About one-fourth of the state’s gas stations are out of fuel, and the number is expected to rise.
Gas shortages have already begun in Florida as Hurricane Milton approaches the state generating up to 145 mph winds.
By Wednesday at 2:43 p.m., more than 24 percent of Florida’s 7,915 gas stations are out of fuel, according to fuel-tracker
data provided by GasBuddy. That’s about 1,900 stations.
The National Hurricane Center said the Category 4 hurricane is “growing in size as it moves closer to the west coast of Florida,” delivering “life-threatening storm surge, damaging winds, and flooding rains” to be expected throughout the state. The hurricane was downgraded from a Category 5 on Tuesday.
Florida Gov. Ron DeSantis said in a
press conference on Wednesday that the state has “considerable fuel reserves ahead of Milton,” and that they would be “utilized as needed following the storm.”
“We’ve already dispatched a lot of fuel in the lead-up to this, but we still have on hand 1.6 million gallons of diesel and 1.1 million gallons of gasoline,” he said.
As it stands, there’s no fuel shortage, he said.
“However, demand has been extraordinarily high, and some gas stations have run out,” he said. “To be able to help ameliorate that, the Florida Highway Patrol has facilitated 106 long-distance fuel tanker escorts with sirens getting through traffic totaling almost a million gallons of gasoline from ports in Tampa, Jacksonville, Everglades, and Manatee, and they are continuing with the fuel escorts as we speak.”
The U.S. Energy Information Administration (EIA) said the hurricane will likely disrupt critical infrastructure such as fuel terminals and power plants.

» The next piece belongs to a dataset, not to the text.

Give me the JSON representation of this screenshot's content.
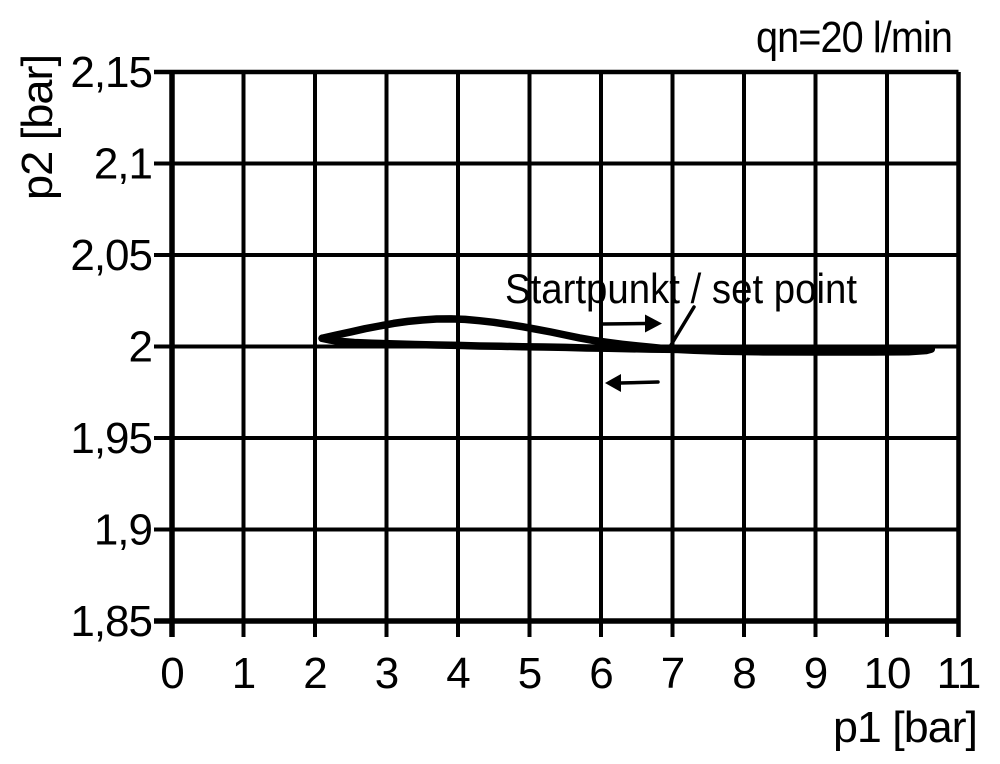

Florida, which has no refineries or gasoline pipelines, is supplied by delivery trucks or ships from domestic and international sources, the EIA said.

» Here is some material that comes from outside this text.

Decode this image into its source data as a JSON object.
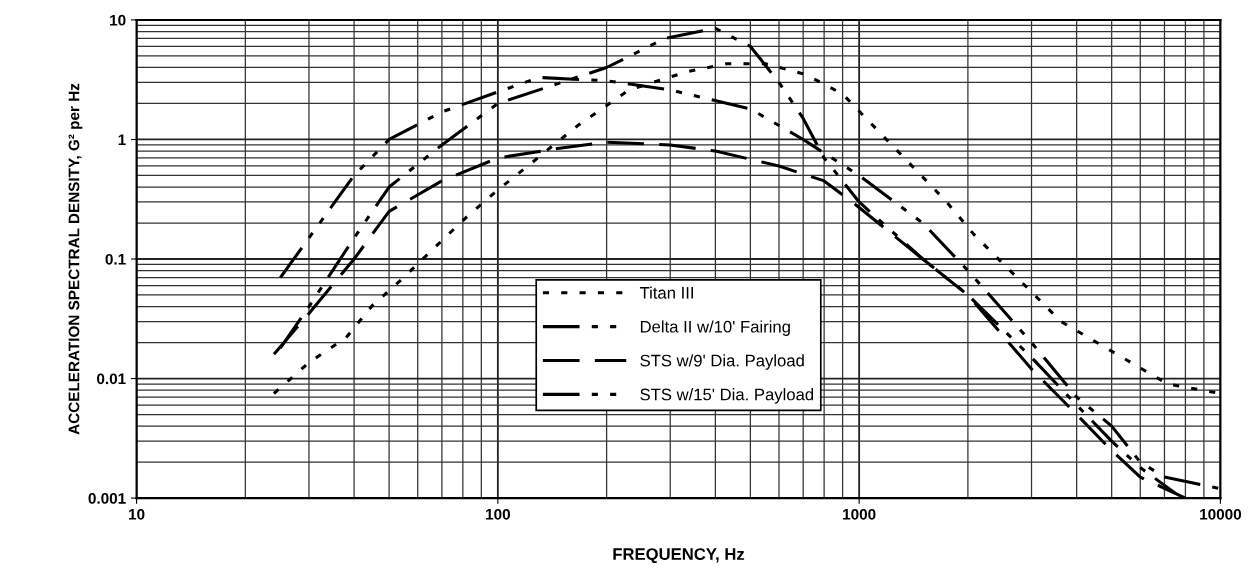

The U.S. Coast Guard reported the closure of several ports in Florida, the EIA said. “Inbound and outbound vessel traffic to Port Tampa Bay, where over 17 million tons of petroleum- and natural gas-related products move through in a typical year, has ceased,” the EIA said.
More than 43 percent of the state’s petroleum moves through Port Tampa Bay, the EIA said.

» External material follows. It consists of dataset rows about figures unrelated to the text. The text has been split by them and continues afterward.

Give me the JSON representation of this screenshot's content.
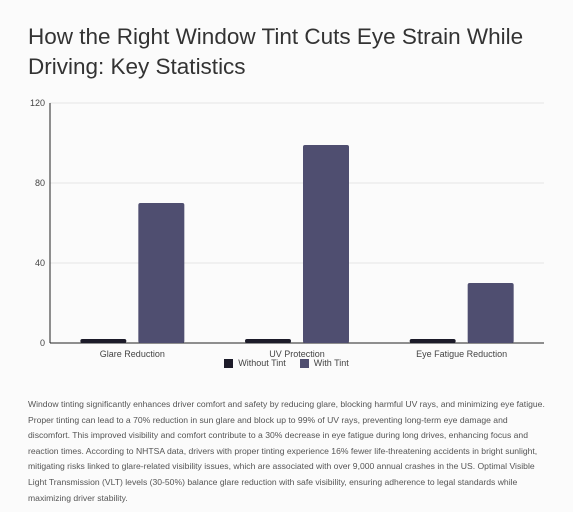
{
  "title": "How the Right Window Tint Cuts Eye Strain While Driving: Key Statistics",
  "chart_data": {
    "type": "bar",
    "categories": [
      "Glare Reduction",
      "UV Protection",
      "Eye Fatigue Reduction"
    ],
    "series": [
      {
        "name": "Without Tint",
        "values": [
          2,
          2,
          2
        ],
        "color": "#1c1b29"
      },
      {
        "name": "With Tint",
        "values": [
          70,
          99,
          30
        ],
        "color": "#4f4e70"
      }
    ],
    "ylim": [
      0,
      120
    ],
    "yticks": [
      "0",
      "40",
      "80",
      "120"
    ],
    "grid": true,
    "legend_position": "bottom"
  },
  "description": "Window tinting significantly enhances driver comfort and safety by reducing glare, blocking harmful UV rays, and minimizing eye fatigue. Proper tinting can lead to a 70% reduction in sun glare and block up to 99% of UV rays, preventing long-term eye damage and discomfort. This improved visibility and comfort contribute to a 30% decrease in eye fatigue during long drives, enhancing focus and reaction times. According to NHTSA data, drivers with proper tinting experience 16% fewer life-threatening accidents in bright sunlight, mitigating risks linked to glare-related visibility issues, which are associated with over 9,000 annual crashes in the US. Optimal Visible Light Transmission (VLT) levels (30-50%) balance glare reduction with safe visibility, ensuring adherence to legal standards while maximizing driver stability."
}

“The duration of the port closures and impacts from Hurricane Milton on trade movements for petroleum and natural gas remain uncertain,” the EIA said.
DeSantis said in a Wednesday press release that Hurricane Milton is traveling 190 miles southwest of Tampa “with maximum sustained winds of 145 mph.” “Milton will move across the eastern Gulf of Mexico today, make landfall along the west-central coast of Florida late tonight or early Thursday morning, and move off the east coast of Florida over the western Atlantic Ocean Thursday afternoon,” DeSantis said.
Milton follows Hurricane Helene, which made landfall on the Florida panhandle on Sept. 26, digging a destructive path up through western North Carolina, where many residents have yet to recover.
Helene, a Category 4 hurricane, dropped 40 trillion gallons of water on multiple southeastern states from Sept. 24 to 29. Winds reached 140 mph. The death count is currently at 227, but officials expect that number to rise.